Petitioner claims that there was uncertainty as to whether the hearing on his petition was to be a trial de novo or a review of the proceedings before the board. There was no ground for such uncertainty. It is well settled that in a proceeding of this kind the hearing is a type of de novo trial but that the administrative record must be presented to the court. See Drummey v. State Bd. of Funeral Directors, 13 Cal.2d 75, 82, 87 P.2d 848; Dare v. Board of Medical Examiners, 21 Cal.2d 790, 136 P.2d 304; Russell v. Miller, 21 Cal.2d 817, 819, 136 P.2d 318.

Both for the reason that petitioner had failed to comply with section 11523 and the fact that petitioner failed to prosecute the action with reasonable diligence, there was no abuse of discretion by the trial court in dismissing the petition.

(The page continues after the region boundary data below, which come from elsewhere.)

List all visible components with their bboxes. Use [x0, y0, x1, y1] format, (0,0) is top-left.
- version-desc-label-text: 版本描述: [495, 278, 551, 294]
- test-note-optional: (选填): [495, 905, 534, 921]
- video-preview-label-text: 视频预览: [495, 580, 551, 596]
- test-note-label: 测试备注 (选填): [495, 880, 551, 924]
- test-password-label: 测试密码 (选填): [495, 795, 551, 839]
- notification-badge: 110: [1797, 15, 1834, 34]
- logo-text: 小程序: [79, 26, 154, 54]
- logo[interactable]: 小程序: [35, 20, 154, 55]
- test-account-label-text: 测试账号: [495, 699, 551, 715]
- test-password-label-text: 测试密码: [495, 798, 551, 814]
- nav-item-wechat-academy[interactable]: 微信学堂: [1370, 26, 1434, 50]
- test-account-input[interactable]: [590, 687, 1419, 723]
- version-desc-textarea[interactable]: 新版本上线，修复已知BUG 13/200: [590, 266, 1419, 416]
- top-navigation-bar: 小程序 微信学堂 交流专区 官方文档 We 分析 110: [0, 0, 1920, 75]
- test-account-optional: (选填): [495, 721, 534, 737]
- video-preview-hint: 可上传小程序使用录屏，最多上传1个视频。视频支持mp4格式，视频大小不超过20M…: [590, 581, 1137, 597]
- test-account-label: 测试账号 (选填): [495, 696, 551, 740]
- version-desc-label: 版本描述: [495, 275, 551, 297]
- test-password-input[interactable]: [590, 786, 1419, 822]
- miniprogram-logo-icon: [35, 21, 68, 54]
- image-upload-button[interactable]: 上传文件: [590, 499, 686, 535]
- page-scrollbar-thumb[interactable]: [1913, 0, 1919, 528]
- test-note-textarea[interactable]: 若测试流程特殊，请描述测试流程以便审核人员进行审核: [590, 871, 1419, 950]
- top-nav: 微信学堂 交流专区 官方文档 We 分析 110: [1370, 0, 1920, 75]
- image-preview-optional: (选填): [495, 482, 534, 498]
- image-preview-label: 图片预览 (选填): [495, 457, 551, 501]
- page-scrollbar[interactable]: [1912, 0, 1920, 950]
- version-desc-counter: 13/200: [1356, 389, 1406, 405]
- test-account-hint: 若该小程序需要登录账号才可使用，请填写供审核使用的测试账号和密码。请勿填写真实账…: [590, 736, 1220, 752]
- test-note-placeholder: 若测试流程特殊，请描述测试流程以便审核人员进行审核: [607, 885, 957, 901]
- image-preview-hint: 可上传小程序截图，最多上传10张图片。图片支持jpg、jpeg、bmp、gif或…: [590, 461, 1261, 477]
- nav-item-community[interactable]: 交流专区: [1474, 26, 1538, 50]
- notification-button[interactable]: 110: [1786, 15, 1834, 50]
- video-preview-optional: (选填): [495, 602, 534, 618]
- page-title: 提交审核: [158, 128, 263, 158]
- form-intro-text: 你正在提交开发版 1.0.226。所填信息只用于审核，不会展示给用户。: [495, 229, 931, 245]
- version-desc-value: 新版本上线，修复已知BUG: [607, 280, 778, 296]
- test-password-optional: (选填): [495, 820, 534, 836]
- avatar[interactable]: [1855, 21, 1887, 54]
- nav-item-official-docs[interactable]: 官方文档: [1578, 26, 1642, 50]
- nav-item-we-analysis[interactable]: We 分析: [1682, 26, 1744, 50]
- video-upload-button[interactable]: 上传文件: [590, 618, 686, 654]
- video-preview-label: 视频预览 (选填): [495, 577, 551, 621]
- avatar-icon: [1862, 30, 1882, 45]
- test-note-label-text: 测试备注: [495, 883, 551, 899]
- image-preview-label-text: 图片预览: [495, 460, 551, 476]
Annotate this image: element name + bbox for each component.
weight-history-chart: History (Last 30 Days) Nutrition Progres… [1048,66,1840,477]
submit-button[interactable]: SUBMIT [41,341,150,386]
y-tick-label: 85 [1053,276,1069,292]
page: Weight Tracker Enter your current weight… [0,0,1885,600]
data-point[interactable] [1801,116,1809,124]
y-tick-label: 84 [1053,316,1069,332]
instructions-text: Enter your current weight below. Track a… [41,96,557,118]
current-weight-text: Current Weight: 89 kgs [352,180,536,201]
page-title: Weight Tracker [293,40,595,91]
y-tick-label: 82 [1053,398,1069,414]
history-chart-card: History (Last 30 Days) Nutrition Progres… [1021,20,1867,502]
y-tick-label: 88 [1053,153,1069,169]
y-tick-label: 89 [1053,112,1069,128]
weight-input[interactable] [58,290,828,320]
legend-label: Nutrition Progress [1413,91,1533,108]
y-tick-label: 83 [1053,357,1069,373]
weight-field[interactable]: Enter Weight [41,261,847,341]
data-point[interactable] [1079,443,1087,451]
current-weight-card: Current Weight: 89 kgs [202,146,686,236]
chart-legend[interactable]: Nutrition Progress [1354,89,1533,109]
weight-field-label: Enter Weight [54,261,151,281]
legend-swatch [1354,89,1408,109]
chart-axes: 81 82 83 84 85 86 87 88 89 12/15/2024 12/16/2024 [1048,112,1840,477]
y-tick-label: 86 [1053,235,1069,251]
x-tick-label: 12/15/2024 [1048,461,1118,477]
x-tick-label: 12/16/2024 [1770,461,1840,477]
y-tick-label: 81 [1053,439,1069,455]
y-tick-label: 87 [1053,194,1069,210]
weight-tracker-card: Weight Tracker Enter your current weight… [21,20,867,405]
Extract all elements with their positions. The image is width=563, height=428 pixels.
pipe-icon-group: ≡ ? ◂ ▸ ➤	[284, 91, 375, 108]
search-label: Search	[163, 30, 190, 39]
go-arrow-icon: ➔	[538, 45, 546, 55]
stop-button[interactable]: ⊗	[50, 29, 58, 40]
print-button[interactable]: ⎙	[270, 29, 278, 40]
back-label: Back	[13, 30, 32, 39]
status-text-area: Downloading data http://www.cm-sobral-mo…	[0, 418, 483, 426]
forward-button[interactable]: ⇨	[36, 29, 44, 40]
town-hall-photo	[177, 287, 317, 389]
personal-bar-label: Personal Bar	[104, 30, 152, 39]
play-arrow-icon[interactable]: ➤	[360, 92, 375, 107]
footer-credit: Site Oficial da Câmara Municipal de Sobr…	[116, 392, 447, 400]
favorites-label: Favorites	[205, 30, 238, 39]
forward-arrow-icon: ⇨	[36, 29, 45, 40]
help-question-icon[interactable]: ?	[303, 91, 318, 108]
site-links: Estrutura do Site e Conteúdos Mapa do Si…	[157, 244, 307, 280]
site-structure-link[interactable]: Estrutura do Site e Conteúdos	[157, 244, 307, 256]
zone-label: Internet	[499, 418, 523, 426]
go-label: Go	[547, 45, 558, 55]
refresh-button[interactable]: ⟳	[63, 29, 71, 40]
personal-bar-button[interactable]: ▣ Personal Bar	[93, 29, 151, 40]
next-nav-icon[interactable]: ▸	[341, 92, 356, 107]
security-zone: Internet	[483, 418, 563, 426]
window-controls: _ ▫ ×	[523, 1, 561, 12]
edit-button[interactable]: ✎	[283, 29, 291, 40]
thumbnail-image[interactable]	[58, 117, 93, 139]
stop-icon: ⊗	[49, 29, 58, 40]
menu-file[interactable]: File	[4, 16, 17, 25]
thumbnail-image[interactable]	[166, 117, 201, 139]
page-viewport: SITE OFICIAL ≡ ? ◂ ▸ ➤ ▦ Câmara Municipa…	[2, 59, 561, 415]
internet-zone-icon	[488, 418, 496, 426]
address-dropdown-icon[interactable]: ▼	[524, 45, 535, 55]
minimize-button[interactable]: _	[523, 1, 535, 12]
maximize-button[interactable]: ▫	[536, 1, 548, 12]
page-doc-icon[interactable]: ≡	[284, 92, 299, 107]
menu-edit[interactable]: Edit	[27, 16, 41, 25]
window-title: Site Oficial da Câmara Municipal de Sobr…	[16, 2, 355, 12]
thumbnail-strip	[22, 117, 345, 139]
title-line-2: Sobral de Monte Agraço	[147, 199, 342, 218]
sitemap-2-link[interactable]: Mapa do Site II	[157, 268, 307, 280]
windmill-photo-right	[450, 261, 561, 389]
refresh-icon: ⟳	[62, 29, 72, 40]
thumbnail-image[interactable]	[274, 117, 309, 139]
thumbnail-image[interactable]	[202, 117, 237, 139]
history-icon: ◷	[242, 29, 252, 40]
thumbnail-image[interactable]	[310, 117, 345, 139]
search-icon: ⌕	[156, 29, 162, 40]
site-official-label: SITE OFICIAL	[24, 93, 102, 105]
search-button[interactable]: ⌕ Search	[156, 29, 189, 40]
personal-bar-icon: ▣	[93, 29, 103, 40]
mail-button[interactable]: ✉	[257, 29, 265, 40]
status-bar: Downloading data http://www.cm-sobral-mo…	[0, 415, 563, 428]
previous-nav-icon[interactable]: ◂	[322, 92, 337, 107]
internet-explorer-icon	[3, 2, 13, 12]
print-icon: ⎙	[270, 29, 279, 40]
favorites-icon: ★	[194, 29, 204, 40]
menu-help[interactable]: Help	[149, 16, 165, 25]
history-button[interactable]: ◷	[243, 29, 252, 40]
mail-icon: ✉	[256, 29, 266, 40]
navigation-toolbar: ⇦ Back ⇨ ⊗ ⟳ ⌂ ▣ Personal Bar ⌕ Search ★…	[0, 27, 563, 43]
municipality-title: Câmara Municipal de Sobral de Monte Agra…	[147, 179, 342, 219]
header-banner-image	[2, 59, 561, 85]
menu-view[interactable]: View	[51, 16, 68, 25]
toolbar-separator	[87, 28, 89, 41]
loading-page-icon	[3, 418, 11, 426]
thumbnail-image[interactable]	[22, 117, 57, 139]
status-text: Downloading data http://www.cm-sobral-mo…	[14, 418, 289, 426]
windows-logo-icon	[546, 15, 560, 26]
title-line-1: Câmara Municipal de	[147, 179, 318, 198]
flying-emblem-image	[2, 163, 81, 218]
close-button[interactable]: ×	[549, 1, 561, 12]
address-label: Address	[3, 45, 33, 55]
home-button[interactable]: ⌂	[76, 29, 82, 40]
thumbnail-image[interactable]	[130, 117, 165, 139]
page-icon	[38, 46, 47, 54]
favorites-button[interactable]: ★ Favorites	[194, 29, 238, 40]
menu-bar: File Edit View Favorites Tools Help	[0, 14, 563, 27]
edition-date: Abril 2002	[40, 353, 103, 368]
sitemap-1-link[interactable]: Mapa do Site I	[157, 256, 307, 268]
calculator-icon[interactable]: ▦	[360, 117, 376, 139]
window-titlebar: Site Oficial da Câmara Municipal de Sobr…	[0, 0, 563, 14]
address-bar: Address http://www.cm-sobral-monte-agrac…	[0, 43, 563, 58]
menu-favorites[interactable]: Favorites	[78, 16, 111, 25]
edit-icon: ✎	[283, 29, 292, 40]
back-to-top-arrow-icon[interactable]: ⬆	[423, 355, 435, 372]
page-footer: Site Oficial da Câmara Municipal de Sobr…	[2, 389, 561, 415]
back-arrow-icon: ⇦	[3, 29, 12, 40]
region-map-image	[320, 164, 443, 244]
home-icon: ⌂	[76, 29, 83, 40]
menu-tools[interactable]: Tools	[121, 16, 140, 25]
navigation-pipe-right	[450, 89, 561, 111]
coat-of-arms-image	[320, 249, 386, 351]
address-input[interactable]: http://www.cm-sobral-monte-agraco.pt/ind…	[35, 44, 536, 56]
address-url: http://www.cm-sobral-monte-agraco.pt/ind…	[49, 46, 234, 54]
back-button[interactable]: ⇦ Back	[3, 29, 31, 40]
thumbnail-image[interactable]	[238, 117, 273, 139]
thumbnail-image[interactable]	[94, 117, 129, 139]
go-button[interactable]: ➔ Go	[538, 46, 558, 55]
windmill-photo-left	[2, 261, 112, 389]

The fact that on the hearing of the motion to dismiss, one of petitioner's counsel, and the one who had handled the matter, was ill, did not require that the court refuse to dismiss the petition. Attorney Wertsch was one of the attorneys of record, throughout the entire proceeding, and showed himself fully competent to represent petitioner. Moreover, as we have shown, the petition could have been dismissed prior to counsel's illness.

The order is affirmed.

FOOTNOTES

1.  Filed pursuant to Government Code, § 11523 and Code of Civil Procedure, § 1094.5. July 31, an alternative writ of mandate was issued staying the effect of the board's order pendente lite.

2.  The record fails to disclose what happened to this motion. Apparently the restraining order was never vacated.

BRAY, Justice.

PETERS, P. J., and FRED B. WOOD, J., concur.